Charles Brook, Jr., 66, was recently indicted by the Suffolk County District Attorney's Office on Massachusetts Sex Crimes and Murder Charges in connection with the 1989 Rape and killing of an 87 Boston woman.
At his arraignment in Boston's Suffolk Superior Court, prosecutors claimed that Charles Brook allegedly sexually assaulted and strangled Zahia Salem, then 87, on November 30, 1989. Her body was found a few hours later by her downstairs neighbor. No person was charged with the crime, until Boston Police were reportedly able to match Charles Brook's DNA profile that was complied from a cigarette that was found at the scene.
Massachusetts law requires that every person convicted of a felony crime must submit their DNA sample to the state's DNA database. Because DNA technology wasn't advanced or even available years back, police departments across Massachusetts and the county are taking advantage of DNA database to link purported DNA profiles to unsolved cases.
Unfortunately, the public's perception is that DNA profiling is conclusive, reliable and 100% accurate, but that is far from the truth. The reality is that, DNA evidence can be 'reliable' as well as 'weak'. In far too many cases, even lawyers are overwhelmed by DNA evidence and often accept the state's lab tests 'conclusive' or 'unchallengeable'.

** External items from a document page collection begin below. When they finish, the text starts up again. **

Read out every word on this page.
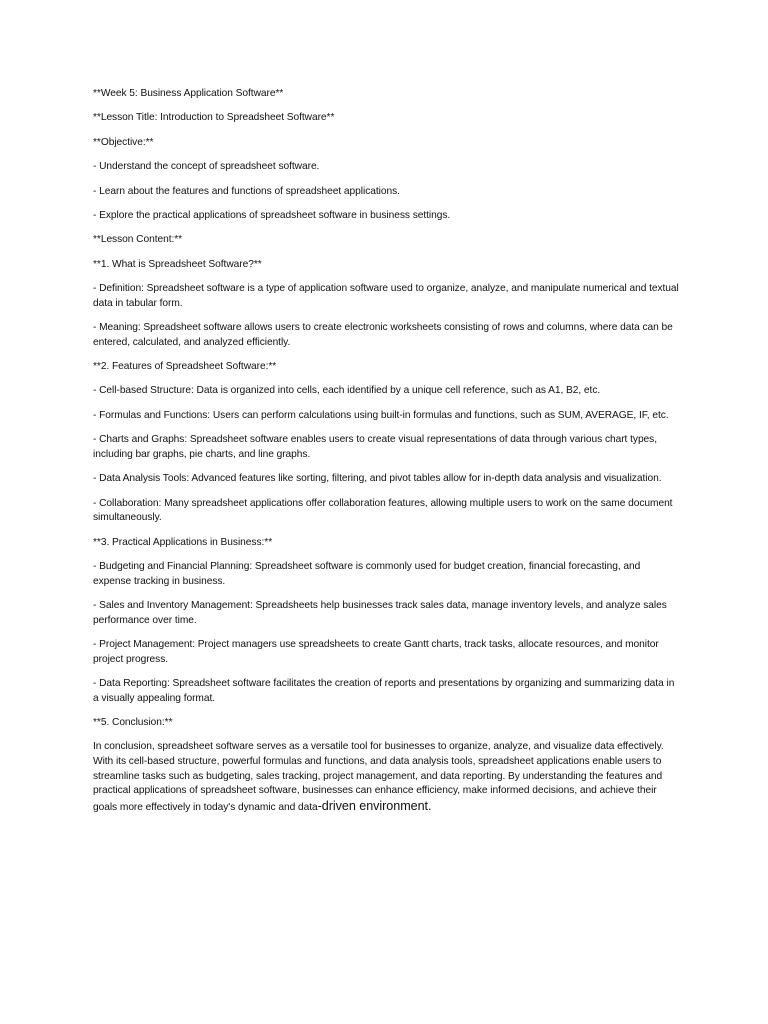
**Week 5: Business Application Software**

**Lesson Title: Introduction to Spreadsheet Software**

**Objective:**

- Understand the concept of spreadsheet software.

- Learn about the features and functions of spreadsheet applications.

- Explore the practical applications of spreadsheet software in business settings.

**Lesson Content:**

**1. What is Spreadsheet Software?**

- Definition: Spreadsheet software is a type of application software used to organize, analyze, and manipulate numerical and textual data in tabular form.

- Meaning: Spreadsheet software allows users to create electronic worksheets consisting of rows and columns, where data can be entered, calculated, and analyzed efficiently.

**2. Features of Spreadsheet Software:**

- Cell-based Structure: Data is organized into cells, each identified by a unique cell reference, such as A1, B2, etc.

- Formulas and Functions: Users can perform calculations using built-in formulas and functions, such as SUM, AVERAGE, IF, etc.

- Charts and Graphs: Spreadsheet software enables users to create visual representations of data through various chart types, including bar graphs, pie charts, and line graphs.

- Data Analysis Tools: Advanced features like sorting, filtering, and pivot tables allow for in-depth data analysis and visualization.

- Collaboration: Many spreadsheet applications offer collaboration features, allowing multiple users to work on the same document simultaneously.

**3. Practical Applications in Business:**

- Budgeting and Financial Planning: Spreadsheet software is commonly used for budget creation, financial forecasting, and expense tracking in business.

- Sales and Inventory Management: Spreadsheets help businesses track sales data, manage inventory levels, and analyze sales performance over time.

- Project Management: Project managers use spreadsheets to create Gantt charts, track tasks, allocate resources, and monitor project progress.

- Data Reporting: Spreadsheet software facilitates the creation of reports and presentations by organizing and summarizing data in a visually appealing format.

**5. Conclusion:**

In conclusion, spreadsheet software serves as a versatile tool for businesses to organize, analyze, and visualize data effectively. With its cell-based structure, powerful formulas and functions, and data analysis tools, spreadsheet applications enable users to streamline tasks such as budgeting, sales tracking, project management, and data reporting. By understanding the features and practical applications of spreadsheet software, businesses can enhance efficiency, make informed decisions, and achieve their goals more effectively in today's dynamic and data-driven environment.
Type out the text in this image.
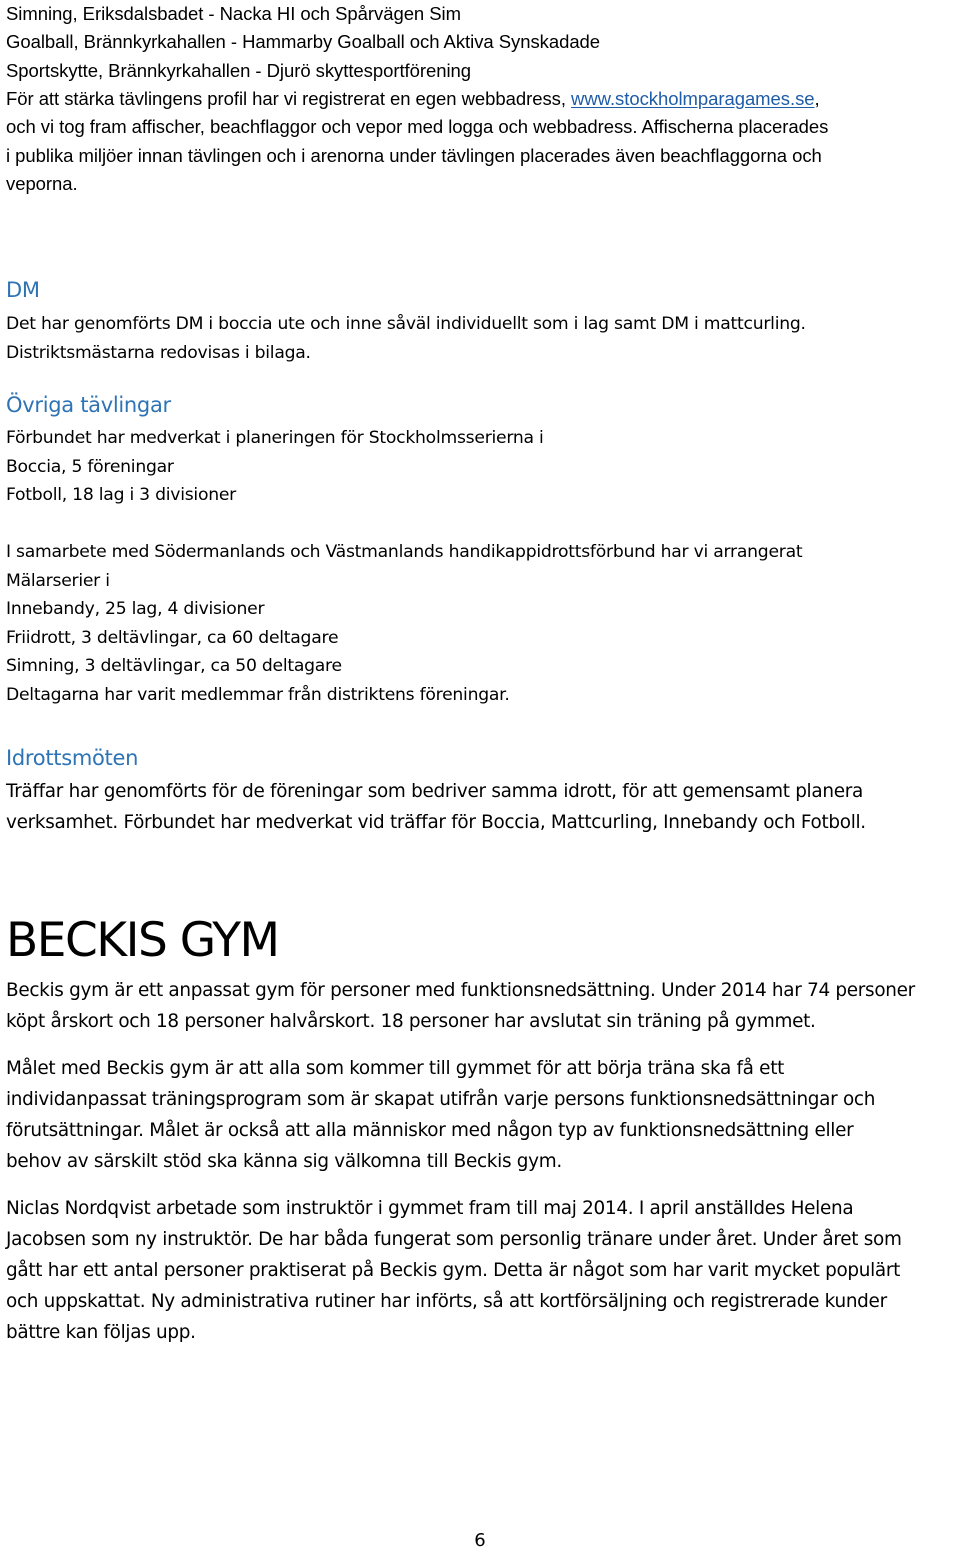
Simning, Eriksdalsbadet - Nacka HI och Spårvägen Sim
Goalball, Brännkyrkahallen - Hammarby Goalball och Aktiva Synskadade
Sportskytte, Brännkyrkahallen - Djurö skyttesportförening
För att stärka tävlingens profil har vi registrerat en egen webbadress, www.stockholmparagames.se,
och vi tog fram affischer, beachflaggor och vepor med logga och webbadress. Affischerna placerades
i publika miljöer innan tävlingen och i arenorna under tävlingen placerades även beachflaggorna och
veporna.
DM
Det har genomförts DM i boccia ute och inne såväl individuellt som i lag samt DM i mattcurling.
Distriktsmästarna redovisas i bilaga.
Övriga tävlingar
Förbundet har medverkat i planeringen för Stockholmsserierna i
Boccia, 5 föreningar
Fotboll, 18 lag i 3 divisioner
I samarbete med Södermanlands och Västmanlands handikappidrottsförbund har vi arrangerat
Mälarserier i
Innebandy, 25 lag, 4 divisioner
Friidrott, 3 deltävlingar, ca 60 deltagare
Simning, 3 deltävlingar, ca 50 deltagare
Deltagarna har varit medlemmar från distriktens föreningar.
Idrottsmöten
Träffar har genomförts för de föreningar som bedriver samma idrott, för att gemensamt planera
verksamhet. Förbundet har medverkat vid träffar för Boccia, Mattcurling, Innebandy och Fotboll.
BECKIS GYM
Beckis gym är ett anpassat gym för personer med funktionsnedsättning. Under 2014 har 74 personer
köpt årskort och 18 personer halvårskort. 18 personer har avslutat sin träning på gymmet.
Målet med Beckis gym är att alla som kommer till gymmet för att börja träna ska få ett
individanpassat träningsprogram som är skapat utifrån varje persons funktionsnedsättningar och
förutsättningar. Målet är också att alla människor med någon typ av funktionsnedsättning eller
behov av särskilt stöd ska känna sig välkomna till Beckis gym.
Niclas Nordqvist arbetade som instruktör i gymmet fram till maj 2014. I april anställdes Helena
Jacobsen som ny instruktör. De har båda fungerat som personlig tränare under året. Under året som
gått har ett antal personer praktiserat på Beckis gym. Detta är något som har varit mycket populärt
och uppskattat. Ny administrativa rutiner har införts, så att kortförsäljning och registrerade kunder
bättre kan följas upp.
6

Although DNA testing relies in large part on computer-generated data, there is also a subjective component with the interpretation of test results. In those cases where the interpretation of the results, for example, may call for an ambiguous call, the state's DNA analyst will almost always weight his/her opinion in favor of the government's position.
Accordingly, the Charles Brook defense team will most certainly examine the DNA evidence in this case very closely, and seek to challenge its reliability at every level. Just as critical in a case involving DNA evidence that was recovered from evidence over 20 years ago, is whether the evidence was properly recovered, preserved, and was free from contamination.